The Maryland-born Shih, whose family hails from Taiwan, said the colleague apologized after being set straight. Writing on the health news site Stat, he and medical students Jesper Ke and Kate E. Lee implored health institutions to include Asian Americans’ and Pacific Islanders’ experiences in anti-racism training.
For generations, Asian Americans have contended with being perceived as “perpetual foreigners” in a country with a history of treating them as threats. Officials wrongly blamed San Francisco’s Chinatown for an 1870s smallpox outbreak, barred many Chinese immigrants under the 1882 Chinese Exclusion Act, and forced Japanese Americans into internment camps even as tens of thousands of their relatives served in the U.S. military during World War II.
During the pandemic, Donald Trump repeatedly called COVID-19 the “China virus” and by other terms that activists say fanned anger at Asian Americans.
Police reports of anti-Asian hate crimes in 26 big U.S. cities and counties shot up 146% last year, while hate crimes overall rose 2%, according to California State University, San Bernardino’s Center for the Study of Hate and Extremism. The advocacy group Stop AAPI Hate fielded nearly 3,800 reports of assault, harassment, and discrimination from mid-March 2020 through the end of February — before a gunman killed eight people, including six of Asian heritage, at Atlanta-area massage businesses in March.
The statistics don’t break out health care workers among the victims.
The escalation “makes racism seem a lot scarier than the virus” to Dr. Amy Zhang, an anesthesiology resident at the University of Washington’s hospitals.

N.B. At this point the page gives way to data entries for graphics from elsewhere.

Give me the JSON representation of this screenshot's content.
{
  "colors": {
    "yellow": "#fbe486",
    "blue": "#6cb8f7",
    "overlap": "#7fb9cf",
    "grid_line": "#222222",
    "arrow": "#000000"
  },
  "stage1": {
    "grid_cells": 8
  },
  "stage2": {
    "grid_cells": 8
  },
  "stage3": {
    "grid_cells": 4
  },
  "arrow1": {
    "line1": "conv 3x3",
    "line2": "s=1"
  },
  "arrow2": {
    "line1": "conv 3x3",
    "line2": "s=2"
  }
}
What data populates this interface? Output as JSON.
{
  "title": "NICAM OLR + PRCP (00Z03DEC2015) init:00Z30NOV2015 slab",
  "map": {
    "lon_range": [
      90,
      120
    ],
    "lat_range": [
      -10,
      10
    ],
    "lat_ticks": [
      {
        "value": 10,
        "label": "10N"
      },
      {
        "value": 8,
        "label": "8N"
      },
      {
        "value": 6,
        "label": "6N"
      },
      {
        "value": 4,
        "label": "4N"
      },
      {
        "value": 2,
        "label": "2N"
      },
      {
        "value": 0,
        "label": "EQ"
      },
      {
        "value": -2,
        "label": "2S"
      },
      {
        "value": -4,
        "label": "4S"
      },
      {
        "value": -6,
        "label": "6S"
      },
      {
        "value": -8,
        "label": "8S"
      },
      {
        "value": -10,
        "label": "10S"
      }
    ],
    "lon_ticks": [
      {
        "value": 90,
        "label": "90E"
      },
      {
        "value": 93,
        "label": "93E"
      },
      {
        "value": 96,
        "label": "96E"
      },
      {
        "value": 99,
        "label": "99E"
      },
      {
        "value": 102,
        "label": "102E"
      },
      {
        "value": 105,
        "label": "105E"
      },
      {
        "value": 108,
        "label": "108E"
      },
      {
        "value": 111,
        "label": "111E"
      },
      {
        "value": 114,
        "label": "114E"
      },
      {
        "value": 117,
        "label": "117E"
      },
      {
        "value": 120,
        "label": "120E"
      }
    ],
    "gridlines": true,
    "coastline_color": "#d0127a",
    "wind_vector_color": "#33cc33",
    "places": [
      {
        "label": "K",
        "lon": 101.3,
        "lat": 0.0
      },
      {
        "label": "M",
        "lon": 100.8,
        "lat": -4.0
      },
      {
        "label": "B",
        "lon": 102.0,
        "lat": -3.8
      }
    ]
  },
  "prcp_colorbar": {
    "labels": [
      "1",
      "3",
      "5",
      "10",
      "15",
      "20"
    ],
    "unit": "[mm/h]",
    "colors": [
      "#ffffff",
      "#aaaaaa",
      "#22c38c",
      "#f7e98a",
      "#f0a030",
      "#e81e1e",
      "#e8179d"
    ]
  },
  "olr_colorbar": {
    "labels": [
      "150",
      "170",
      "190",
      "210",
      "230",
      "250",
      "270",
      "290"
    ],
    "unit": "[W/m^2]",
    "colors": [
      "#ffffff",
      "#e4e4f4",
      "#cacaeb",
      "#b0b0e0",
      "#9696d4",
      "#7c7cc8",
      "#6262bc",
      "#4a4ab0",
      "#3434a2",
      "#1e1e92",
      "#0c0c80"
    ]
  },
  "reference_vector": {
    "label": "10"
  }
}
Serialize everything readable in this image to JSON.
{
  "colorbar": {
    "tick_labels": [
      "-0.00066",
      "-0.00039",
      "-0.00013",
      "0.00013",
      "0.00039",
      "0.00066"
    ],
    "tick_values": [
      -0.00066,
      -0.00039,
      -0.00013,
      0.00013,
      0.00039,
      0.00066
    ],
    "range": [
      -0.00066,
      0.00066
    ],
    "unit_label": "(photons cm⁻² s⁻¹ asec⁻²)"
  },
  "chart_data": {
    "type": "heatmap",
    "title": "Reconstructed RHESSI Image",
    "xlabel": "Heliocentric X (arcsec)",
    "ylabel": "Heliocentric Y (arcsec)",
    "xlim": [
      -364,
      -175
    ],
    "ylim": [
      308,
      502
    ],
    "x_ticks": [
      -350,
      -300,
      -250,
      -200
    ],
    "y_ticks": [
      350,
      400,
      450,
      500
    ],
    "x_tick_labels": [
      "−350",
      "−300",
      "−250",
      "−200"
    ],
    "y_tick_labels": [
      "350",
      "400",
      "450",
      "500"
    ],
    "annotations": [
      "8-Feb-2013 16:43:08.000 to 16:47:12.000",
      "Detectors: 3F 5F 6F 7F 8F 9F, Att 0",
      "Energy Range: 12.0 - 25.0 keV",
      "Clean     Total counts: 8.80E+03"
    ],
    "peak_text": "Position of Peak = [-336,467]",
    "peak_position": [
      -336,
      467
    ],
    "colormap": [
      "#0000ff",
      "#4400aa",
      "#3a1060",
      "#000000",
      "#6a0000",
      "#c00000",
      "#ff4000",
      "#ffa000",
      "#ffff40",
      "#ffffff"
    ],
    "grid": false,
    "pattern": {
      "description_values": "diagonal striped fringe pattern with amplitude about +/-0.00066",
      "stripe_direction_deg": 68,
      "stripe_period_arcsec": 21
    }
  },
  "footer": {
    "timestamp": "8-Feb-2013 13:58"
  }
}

“It’s a constant fear. You never know when you’re going to get targeted,” she says.
Early in the pandemic, she came face to face with the risk of COVID-19 while intubating patients. And face to face with racism when a white man on the street muttered a vulgarity at her about China and “giving us smallpox,” then started following her while yelling racial epithets and sexual threats until she got inside the hospital, she said.
“Despite the fact that I clawed myself out of poverty to chase the American dream, despite the fact that I can and have saved lives under stressful conditions, none of this protects me from racist vitriol,” Zhang wrote on Crosscut, a Pacific Northwest news site. She’s a daughter of Chinese immigrants who worked long hours for low wages.
These days, New York physician assistant student Ida Chen carries pepper spray all the time, sets her cellphone to let all her friends know her location, and doesn’t roam far alone. For a time, she hid the roots of her dark brown hair under a hat so only the dyed blonde ends would show.
She started taking those precautions after a man biked up to her on a Manhattan street in March 2020 and sneered that he’d be “into you, but I don’t want to get the coronavirus,” then followed her while hollering slurs until she called 911, she said.
“I went into medicine thinking: I treat people with the best intention possible,” said Chen, who has Chinese heritage. “It hurts that someone’s not reciprocating that kind of empathy and good intentions.”
Chen and some others say the Georgia shootings propelled them to speak out about what they see as longtime minimization of anti-Asian racism.
“The whole reason I became a doctor is to help my community,” says Lee, a daughter of South Korean immigrants with no other physicians in the family. “If I don’t speak up for my community, what have they sacrificed — done everything they’ve done — for?”
Jumreornvong, who identifies as queer, said she had experienced discrimination before. But it felt different to be targeted because of her race, and in a country where she pictured the American dream as trying “to make it a better place for everyone and yourself.”
“For a moment, I was a little pessimistic about whether or not the people want me here,” she said. But she focused on how colleagues rallied around her, how the hospital expressed support, how patients have shown appreciation for her work.
“I still do believe in the best of America,” she said.